Further caveats have been placed on the immigration minister’s sweeping announcement on Sunday that children are free from detention for the first time in almost a decade, after reports emerged that two children remain locked up on “a removal pathway”.
The office of the minister, Peter Dutton, has confirmed reports by Fairfax Media on Wednesday that two children who did not arrive by boat are still in detention.
The news comes just days after a Guardian Australia report revealed some children had not been moved from a Villawood compound but had had their detention “reclassified”.
On Sunday Dutton declared “a very significant day because the government is very proud of the fact that we’ve been able to get kids out of detention”.
“It’s been almost a decade since there were no children in detention,” Dutton said. “On Friday night, when I got the call, it was something I was proud of.”
One of the two children still in detention is 15. He has been detained alongside his father since November.
In response to the Fairfax report, a spokeswoman for Dutton confirmed the pair were locked up but said they were “on a removal pathway in immigration detention”.
She said all children who had arrived by “unauthorised boat” had been freed, but “there will be on occasions some people with children who transit through immigration detention – this can be due to airport turnarounds or people who are in the final stages of removal from Australia”.
Dutton’s office has been contacted for further comment.
The immigration agent acting for one of the two children labelled Dutton’s statements “appalling” and “misleading”.
“I heard all children have now been released, and I thought, ‘What about my boy?’” Marion Le told Guardian Australia.
“It was misleading, in that, yes, there are still children in closed detention, and really it came down to the fact that people are still – for example in Villawood – still in the detention centre.”
Le said her client had been moved to another detention centre last Thursday which the department deemed more suitable because of his age.
“Then I heard the announcement, and I thought that was amazing, but then realised it didn’t apply to my client.

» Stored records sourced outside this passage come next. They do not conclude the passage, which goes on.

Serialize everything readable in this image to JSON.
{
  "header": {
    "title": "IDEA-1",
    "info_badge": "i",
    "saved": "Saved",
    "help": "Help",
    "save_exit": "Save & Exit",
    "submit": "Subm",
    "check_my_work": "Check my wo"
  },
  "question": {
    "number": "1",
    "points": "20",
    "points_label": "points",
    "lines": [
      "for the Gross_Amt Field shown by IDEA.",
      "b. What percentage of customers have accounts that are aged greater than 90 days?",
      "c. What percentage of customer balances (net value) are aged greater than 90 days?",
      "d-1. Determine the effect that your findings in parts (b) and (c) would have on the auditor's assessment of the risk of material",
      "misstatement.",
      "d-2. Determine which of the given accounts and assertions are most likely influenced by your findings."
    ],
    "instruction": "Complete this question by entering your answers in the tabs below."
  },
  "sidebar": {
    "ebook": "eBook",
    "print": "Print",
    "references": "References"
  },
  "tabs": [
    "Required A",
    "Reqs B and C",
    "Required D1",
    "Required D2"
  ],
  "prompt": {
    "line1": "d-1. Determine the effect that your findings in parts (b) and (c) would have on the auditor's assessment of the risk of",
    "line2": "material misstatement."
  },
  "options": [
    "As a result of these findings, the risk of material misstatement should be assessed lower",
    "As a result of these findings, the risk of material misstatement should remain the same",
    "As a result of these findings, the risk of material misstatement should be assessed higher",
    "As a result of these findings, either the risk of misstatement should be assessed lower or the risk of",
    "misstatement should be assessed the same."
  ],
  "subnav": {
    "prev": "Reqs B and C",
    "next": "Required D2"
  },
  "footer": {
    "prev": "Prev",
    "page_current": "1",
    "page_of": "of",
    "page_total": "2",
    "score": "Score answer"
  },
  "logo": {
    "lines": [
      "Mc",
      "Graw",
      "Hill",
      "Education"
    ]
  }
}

Subsequently I saw the minister had clarified it was only boat arrivals. It was not children who had come in by air.
“He’s now very upset and has rung everyday to ask why he hasn’t been released, because he heard the announcement.”
The report follows revelations on Sunday from a source inside the immigration department, who told Guardian Australia that Dutton’s announcement that morning was “more bureaucratic sleight of hand than emancipation”.
In radio interviews, Dutton had previously confirmed the Guardian’s story on Sunday that some families with children have not been moved from the family compound of Villawood detention centre, but have had their regimen changed, and their detention reclassified as “community detention”.
They have been “released” from detention without being moved.
Restrictions on movement have been eased (children no longer require guards to escort them to school) but families remain behind a steel fence. The alarm on the fence has been disabled and a gate opened but people need permission to stay elsewhere overnight or have overnight visitors.
The family compound at Villawood immigration detention centre is a row of accommodation adjacent to the main detention block, with separate access. Until Friday it was classified as “held detention” but is now “community detention”.
Dutton told ABC radio there was only one family affected by the reclassification of detention status. But sources at Villawood have told Guardian Australia at least three families are affected the change.